Andrew Lopez, chair of the Canadian County Republican Party, says public schools should seek endowments.
The head of the Republican Party for a large suburban county in Oklahoma, Andrew Lopez, signed a letter last week arguing for end of public school systems.
According to the Associated Press, Lopez, chair of the Canadian County Republican Party, said public schools should rely more on operational funds from advertising, endowments, tuition fees, and sponsorships instead of the state. The letter also argued that there should be no property taxes.
But there were two versions of the letter, with one using more extreme language on public education than the other. The first version of the letter read, “A better pathway would be to abolish public education, which is not a proper role of government, and allow the free market to determine pay and funding, eliminating the annual heartache we experience over this subject.”
Lopez told News 4, a local outlet, of the difference between the letters, “…we understand that it’s going to be a transition period between properly funding and dealing with education as a public institution and then letting the public assume their rightful responsibility of self education and not allowing it to be a part of government’s role.”
He said he and other Republicans had a “strong stance that education is not a proper role of government.”
Some Oklahoma Republicans disagreed with Lopez. Oklahoma Republican Party Chair Pam Pollard told the Associated Press that Lopez’s views are not the official party position. Rep. Rhonda Baker (R) who is a former teacher, told The Oklahoman, “I have always been and will continue to be a supporter of public education.”
Still, the letter confirms many fears public education funding advocates have held for years. Public education funding has declined or remained stagnant in a number of states where schools were starved during the Great Recession. Reports on states’ lack of charter school oversight and the co-location of charter schools and traditional public schools have worried teachers. On the federal level, Education Secretary Betsy DeVos has taken steps to weaken oversight of conditions at public schools while she champions a school choice model that ignores the roots of inequities in the public school system. DeVos has called public schools “a dead end.”
The letter also comes at a precarious time for lawmakers who are critical of public education spending in Oklahoma. This spring, Oklahoma teachers went on striketo restore education funding and raise new revenue for health care, public safety, and push for a 5 percent cost-of-living increase for retirees.
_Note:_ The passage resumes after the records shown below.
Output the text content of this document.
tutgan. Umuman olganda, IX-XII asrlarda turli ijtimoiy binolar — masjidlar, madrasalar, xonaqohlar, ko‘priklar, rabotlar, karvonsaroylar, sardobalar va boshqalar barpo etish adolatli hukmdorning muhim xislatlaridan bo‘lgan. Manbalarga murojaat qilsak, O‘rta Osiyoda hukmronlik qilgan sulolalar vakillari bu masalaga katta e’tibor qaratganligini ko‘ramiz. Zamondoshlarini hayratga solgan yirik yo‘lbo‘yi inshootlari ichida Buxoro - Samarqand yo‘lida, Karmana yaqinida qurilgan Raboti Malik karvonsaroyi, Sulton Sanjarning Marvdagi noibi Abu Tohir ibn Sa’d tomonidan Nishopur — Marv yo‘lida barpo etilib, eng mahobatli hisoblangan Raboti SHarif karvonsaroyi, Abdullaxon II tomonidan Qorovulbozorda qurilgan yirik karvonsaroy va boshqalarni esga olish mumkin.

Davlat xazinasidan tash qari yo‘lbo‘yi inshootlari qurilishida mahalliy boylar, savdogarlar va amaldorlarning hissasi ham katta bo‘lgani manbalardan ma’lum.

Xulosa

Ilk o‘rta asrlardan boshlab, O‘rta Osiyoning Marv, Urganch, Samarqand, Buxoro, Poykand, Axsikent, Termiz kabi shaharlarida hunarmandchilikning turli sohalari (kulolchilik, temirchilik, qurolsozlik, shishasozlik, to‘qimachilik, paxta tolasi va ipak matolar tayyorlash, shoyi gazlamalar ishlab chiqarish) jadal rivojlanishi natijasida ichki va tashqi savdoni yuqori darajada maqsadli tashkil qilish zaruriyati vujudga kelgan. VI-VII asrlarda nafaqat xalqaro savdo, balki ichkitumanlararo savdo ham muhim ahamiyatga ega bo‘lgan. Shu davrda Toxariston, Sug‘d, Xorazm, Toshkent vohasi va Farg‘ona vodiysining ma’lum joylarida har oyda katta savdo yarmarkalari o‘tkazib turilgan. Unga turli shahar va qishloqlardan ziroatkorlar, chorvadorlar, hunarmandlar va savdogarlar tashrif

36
The strike lasted nine days and became so heated that Oklahoma Gov. Mary Fallin (R) compared teachers to a “teenage kid who wants a better car.” Special education teacher Stephani Barger told ThinkProgress at the time, “I just feel like in the 19 years I’ve been teaching, that the Oklahoma government has systematically just cut and cut and cut and given us no respect. We’re almost a hated profession in this state.”
The effects of the strike reached recent primaries and general elections. Sixteen candidates who have worked in public education in Oklahoma, including retired school counselors, current administrators, support staff, and physical education teachers, were elected to the state House and Senate in November. In August, eight lawmakers who opposed a bill increasing teacher pay lost their primaries.
Kevin Stitt (R), winner of the Oklahoma gubernatorial race, said in April that he would not have signed the teacher pay and revenue package, but changed his tune in September, when he said he would make another teacher pay increase a budget priority in 2019.